A flotation device that would actually keep kids above water is the conviction that they matter, irrespective of their class rank or batting average. Wallace explains how parents can shift their own mindsets about achievement and begin to help their children feel seen.

  • Parents should start with their own well-being. Consumed and exhausted by their children’s activities, many mothers and fathers have abandoned the personal relationships that will help sustain them. As many as 60% of those Wallace surveyed confessed to letting their kids’ activities crowd out grown-up time with friends. This is so despite research showing that friends are more likely to generate happiness than kids or partners. To counteract this development, she encourages parents to make their own adult relationships a priority. Create “go-to committees” of select friends who agree to meet regularly and discuss their adult concerns.
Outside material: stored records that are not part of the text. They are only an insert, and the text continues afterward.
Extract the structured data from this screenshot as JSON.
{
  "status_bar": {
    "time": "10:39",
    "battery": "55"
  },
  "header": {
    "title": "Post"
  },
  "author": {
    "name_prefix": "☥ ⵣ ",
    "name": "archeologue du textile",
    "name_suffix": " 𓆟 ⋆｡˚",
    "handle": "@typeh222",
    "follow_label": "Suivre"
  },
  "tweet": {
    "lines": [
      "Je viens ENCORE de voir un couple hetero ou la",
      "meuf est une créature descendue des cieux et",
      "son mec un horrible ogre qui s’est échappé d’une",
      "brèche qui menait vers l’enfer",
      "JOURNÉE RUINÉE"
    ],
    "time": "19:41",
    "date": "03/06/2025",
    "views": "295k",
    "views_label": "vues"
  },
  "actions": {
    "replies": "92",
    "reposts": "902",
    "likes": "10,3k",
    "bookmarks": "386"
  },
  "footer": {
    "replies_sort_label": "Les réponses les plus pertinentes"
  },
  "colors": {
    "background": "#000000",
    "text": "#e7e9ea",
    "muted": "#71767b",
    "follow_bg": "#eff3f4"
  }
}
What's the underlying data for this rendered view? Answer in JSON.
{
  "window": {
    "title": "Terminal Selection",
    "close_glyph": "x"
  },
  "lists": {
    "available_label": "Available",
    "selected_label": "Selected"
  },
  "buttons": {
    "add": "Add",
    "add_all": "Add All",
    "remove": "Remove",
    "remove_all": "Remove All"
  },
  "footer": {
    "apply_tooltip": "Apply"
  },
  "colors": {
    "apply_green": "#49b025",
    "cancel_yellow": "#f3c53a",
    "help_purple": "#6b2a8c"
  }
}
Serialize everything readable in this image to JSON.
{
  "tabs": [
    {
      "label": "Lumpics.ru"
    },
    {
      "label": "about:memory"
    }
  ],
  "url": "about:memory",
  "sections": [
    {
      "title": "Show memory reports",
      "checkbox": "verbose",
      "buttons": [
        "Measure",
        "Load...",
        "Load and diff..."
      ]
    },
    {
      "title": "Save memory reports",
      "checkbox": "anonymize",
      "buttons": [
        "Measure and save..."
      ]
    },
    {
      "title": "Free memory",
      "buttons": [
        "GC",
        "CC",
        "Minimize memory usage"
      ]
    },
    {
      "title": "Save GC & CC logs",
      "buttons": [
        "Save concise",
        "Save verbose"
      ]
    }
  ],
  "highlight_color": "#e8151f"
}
  • Protect children from “grind culture.” Insisting on limits is a form of love. Hold them back, occasionally, from activities that will only wear them down. By resisting the cultural imperative to keep kids constantly busy and performing, parents also teach their children an invaluable life lesson: genuine success means knowing when to push and when to let up. No one can be fully devoted to every endeavor, and helping kids figure out when to let the homework slide, say, better equips them for adult life.
  • Embrace healthy competition and cooperation. High-stakes academics and athletics can be cutthroat, driving kids to treat their peers as rivals rather than partners. Add social media to the mix, and it’s easy to understand why young people might be wary of their classmates; high school can feel like a zero-sum game. Parents can model and talk about the value of deep friendships and interdependence to counteract that dynamic. This means acknowledging others’ contributions to personal success, asking for help instead of feigning omnipotence, and openly admiring others’ strengths — which might be superior to our own — and viewing them as exemplars rather than opponents.
  • Encourage children to look beyond themselves. A largely unspoken side effect of achievement culture is the unpalatable effect of all that parental doting on kids’ self-concept: it nourishes narcissism. To slay that demon and promote well-being, adults would do well to open kids’ eyes to the wider world. Invite to think about why they’re striving for A’s; where does this all lead? Don’t allow a child’s pursuits to interfere with their responsibilities to others. No, you may not skip your grandmother’s 80th birthday for a soccer match. Sorry, your test is important, but so is the laundry.
  • Let children know they matter. Mothers and fathers should be explicit: tell their children that they matter. They also can show it, by offering physical affection, communicating with warmth and kindness, and simply playing together. Resist the reflex to ask, “how was the test?” on first seeing them after school and greet them once a day the way you would a new puppy. Healthy kids know that their parents love them unreservedly.

Wallace reiterated her conviction that having high standards isn’t at odds with unconditional love. “I am ambitious for more than just achievement,” she said about her own children. There’s family, friendships, community, creative ventures — all these, approached wisely, lead to a rich life. “We’ve gotten so off-kilter,” she said. “I am suggesting a balance.”